Monday, Jun. 03, 1946
"It Was Nice . . ."
The Security Council was trying hard, but it was getting nowhere at all on the two ticklish cases before it--Iran and Spain. Both cases turned on the extent to which the Council could act on the "internal affairs" of nations. The Russians thought the Council could go as far as it liked on Spain; the U.S. and Britain thought not. The Western powers thought the Council ought to know what was going on in Iran; Moscow couldn't see why.
Iran. Last week the Council received a report from Teheran that the Red Army had withdrawn from Azerbaijan. Iran's Ambassador Hussein Ala wondered how thorough were the findings of his Government's investigating commission to Azerbaijan. Poland's Oscar Lange asked Ala: "Did the commission make its investigation from an airplane by telescope?"
"As regards a telescope or even a microscope . . ." answered Ala, "I know they went by air and they went by Soviet airplane." Even Lange joined in the laugh that swept the chamber.

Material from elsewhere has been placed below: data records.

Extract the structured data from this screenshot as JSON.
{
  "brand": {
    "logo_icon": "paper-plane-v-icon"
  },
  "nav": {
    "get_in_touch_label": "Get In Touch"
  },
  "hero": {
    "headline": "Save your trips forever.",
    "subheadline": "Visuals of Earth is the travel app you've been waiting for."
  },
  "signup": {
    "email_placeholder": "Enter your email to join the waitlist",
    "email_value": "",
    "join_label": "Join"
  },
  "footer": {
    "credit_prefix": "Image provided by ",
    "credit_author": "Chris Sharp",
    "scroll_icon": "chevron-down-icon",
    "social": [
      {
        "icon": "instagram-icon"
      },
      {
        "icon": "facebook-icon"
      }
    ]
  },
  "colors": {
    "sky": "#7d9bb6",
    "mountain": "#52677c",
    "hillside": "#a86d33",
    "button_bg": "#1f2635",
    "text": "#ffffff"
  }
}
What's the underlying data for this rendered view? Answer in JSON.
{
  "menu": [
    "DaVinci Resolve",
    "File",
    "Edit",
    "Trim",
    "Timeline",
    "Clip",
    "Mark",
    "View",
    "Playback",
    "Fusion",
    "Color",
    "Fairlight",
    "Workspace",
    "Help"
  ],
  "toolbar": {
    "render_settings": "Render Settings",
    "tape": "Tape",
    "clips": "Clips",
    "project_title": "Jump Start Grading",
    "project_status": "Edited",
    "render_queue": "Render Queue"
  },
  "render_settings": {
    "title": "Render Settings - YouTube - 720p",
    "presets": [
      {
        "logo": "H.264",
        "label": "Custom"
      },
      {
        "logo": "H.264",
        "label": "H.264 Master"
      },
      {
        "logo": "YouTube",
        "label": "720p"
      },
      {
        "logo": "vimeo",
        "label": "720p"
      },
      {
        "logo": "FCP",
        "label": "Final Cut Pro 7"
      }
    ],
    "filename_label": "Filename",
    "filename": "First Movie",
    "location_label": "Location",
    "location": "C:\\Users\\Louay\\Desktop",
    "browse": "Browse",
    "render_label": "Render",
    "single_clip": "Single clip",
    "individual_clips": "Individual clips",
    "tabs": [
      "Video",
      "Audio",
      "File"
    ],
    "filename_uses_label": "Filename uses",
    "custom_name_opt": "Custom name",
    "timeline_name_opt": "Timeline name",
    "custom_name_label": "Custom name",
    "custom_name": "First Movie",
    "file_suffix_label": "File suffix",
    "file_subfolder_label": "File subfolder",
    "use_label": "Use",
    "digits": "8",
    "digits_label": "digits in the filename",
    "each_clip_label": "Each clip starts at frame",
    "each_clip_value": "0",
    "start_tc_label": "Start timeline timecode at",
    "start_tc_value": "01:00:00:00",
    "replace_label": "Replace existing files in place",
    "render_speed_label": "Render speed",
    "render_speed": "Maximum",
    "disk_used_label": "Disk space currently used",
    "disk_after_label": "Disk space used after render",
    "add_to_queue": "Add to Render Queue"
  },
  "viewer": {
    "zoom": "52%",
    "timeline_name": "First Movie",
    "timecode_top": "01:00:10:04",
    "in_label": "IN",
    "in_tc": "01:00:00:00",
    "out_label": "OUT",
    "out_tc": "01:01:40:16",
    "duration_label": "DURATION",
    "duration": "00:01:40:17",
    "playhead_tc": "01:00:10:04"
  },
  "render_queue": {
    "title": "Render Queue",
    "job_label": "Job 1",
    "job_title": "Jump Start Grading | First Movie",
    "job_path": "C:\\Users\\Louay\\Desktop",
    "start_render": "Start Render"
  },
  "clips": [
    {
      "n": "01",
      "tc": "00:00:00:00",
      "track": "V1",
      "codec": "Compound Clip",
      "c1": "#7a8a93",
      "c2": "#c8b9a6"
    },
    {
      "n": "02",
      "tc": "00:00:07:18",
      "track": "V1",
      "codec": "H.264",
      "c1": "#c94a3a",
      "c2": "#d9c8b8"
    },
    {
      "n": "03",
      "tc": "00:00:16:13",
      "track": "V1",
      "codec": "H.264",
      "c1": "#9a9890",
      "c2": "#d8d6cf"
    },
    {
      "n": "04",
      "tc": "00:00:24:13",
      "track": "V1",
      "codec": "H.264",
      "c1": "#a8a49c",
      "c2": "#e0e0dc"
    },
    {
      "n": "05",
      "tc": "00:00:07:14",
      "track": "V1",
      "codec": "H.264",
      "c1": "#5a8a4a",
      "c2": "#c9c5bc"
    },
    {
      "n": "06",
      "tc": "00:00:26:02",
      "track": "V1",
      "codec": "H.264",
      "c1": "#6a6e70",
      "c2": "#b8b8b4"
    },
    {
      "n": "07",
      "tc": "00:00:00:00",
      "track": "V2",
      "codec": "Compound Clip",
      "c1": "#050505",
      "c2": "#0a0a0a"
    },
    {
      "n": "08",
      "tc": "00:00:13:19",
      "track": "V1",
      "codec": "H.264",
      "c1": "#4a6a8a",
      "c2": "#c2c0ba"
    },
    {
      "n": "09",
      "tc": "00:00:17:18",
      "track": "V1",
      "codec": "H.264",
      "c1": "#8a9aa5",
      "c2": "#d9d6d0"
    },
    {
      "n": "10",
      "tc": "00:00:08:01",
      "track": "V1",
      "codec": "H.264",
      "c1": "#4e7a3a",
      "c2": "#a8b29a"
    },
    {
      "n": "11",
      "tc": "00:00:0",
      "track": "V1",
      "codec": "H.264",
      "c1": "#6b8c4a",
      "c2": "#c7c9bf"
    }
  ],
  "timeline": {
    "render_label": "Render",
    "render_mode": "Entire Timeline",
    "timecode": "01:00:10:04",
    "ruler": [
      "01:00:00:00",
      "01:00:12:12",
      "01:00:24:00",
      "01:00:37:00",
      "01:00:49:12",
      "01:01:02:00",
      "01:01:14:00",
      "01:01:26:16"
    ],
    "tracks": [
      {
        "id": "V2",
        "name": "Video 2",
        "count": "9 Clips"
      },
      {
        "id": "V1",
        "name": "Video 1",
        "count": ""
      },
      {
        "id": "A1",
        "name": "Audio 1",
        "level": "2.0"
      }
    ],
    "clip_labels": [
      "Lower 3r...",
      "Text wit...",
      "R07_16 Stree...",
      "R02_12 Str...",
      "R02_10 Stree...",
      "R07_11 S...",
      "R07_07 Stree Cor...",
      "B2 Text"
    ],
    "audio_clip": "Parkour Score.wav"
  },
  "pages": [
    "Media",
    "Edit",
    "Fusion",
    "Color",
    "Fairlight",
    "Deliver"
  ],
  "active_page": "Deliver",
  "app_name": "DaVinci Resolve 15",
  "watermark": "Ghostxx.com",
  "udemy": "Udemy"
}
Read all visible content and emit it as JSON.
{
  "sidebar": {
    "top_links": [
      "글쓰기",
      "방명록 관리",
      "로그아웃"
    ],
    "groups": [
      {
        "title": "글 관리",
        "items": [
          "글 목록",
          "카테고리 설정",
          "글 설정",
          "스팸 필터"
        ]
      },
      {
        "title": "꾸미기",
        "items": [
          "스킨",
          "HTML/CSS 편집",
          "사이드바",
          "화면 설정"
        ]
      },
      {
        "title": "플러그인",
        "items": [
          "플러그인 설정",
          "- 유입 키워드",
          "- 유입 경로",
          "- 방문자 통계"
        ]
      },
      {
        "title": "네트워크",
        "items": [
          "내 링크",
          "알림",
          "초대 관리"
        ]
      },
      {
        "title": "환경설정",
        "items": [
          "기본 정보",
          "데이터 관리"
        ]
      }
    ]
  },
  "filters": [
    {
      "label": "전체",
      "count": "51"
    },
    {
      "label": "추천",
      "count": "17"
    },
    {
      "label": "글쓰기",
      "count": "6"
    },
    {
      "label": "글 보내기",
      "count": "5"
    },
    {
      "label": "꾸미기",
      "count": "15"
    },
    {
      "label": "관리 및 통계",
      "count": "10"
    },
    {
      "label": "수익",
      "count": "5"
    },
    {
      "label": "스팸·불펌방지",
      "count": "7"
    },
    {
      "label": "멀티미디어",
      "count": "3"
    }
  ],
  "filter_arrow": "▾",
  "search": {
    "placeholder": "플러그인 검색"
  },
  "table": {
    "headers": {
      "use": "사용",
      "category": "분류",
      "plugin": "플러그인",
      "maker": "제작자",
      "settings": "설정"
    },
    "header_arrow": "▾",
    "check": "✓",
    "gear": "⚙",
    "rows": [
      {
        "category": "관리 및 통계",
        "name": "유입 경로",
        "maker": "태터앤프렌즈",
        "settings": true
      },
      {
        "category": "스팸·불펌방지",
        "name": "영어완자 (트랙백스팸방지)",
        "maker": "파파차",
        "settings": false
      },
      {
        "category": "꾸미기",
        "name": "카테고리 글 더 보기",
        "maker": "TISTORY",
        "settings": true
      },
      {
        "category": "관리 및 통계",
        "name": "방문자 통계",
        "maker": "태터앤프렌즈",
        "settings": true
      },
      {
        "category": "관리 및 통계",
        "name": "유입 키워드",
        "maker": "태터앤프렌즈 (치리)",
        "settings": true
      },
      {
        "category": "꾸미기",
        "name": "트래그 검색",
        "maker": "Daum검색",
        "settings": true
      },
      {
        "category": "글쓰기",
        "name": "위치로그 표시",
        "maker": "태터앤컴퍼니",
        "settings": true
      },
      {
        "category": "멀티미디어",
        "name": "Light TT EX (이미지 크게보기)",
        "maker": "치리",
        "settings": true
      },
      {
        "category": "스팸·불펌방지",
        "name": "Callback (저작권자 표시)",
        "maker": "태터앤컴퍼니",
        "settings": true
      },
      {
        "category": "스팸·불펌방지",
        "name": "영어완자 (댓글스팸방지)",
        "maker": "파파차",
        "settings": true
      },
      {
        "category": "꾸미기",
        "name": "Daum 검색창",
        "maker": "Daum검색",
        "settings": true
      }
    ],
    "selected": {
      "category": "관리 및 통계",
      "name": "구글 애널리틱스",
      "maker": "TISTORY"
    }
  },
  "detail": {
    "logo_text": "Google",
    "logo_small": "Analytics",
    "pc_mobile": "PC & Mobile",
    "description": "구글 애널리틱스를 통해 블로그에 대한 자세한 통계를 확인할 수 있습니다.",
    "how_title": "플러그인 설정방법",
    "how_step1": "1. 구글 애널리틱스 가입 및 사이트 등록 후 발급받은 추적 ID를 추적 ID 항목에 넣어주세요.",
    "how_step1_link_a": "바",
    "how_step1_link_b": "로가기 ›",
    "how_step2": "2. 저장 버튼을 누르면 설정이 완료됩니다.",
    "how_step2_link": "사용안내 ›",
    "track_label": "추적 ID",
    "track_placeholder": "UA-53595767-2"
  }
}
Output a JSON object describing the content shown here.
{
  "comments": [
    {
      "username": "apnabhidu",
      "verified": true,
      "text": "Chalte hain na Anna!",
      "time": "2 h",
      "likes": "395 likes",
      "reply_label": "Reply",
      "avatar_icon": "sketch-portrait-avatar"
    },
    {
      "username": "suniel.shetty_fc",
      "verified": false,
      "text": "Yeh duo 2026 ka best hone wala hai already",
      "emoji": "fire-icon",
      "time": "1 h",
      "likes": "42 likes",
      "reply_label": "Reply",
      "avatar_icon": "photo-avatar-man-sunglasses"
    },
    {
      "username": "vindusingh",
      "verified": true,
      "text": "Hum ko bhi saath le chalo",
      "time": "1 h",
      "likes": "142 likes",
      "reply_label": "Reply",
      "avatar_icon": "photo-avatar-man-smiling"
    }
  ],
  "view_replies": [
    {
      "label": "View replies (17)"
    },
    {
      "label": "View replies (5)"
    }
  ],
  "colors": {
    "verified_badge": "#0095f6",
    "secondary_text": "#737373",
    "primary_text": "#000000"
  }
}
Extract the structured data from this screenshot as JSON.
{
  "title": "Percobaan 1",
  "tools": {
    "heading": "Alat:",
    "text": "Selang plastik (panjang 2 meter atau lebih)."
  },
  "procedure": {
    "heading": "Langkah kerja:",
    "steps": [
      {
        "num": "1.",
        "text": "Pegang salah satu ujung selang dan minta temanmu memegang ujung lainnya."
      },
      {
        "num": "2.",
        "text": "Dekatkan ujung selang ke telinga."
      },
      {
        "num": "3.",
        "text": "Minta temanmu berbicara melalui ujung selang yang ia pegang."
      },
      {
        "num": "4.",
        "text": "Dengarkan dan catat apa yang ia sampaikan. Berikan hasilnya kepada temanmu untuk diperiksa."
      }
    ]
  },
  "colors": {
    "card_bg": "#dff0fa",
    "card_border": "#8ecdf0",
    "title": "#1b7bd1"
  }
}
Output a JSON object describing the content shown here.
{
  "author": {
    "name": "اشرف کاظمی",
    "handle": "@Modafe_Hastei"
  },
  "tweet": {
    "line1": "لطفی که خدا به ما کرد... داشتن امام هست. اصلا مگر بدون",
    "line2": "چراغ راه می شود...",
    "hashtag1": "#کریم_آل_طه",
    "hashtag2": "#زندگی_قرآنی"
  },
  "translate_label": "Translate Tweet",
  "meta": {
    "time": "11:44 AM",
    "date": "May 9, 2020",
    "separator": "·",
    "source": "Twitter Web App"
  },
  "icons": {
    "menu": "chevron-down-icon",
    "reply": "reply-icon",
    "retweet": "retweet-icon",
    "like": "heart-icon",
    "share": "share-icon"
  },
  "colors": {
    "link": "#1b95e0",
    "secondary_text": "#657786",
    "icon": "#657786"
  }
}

There was no laughter when Ala told how Russian Ambassador Ivan Sadchikov, acting as a "friendly mediator," had urged Premier Ahmed Gavam to grant the Azerbaijan autonomists' demands. Said Ala quietly: "That, to my mind, is an interference." Said Stettinius: "I believe more than ever that it would be a mistake to drop the case. . . ." The Council agreed. But Russian-sponsored rebels continued to hold Azerbaijan.
Spain. Next day mild, dapper Jose Giral, Premier of the Spanish Republican Government in exile, appeared before the Council's subcommittee on Spain to warn that Franco had 1,590,000 soldiers. Earlier in the week the U.S. had reported that Spain's "armed forces have continued their overall trend of gradual reduction in size."
After the session, Giral hurried to his limousine. He popped out when he remembered he had not said goodbye to Lange, his keenest supporter on the subcommittee. Lange said: "It was nice to have met you."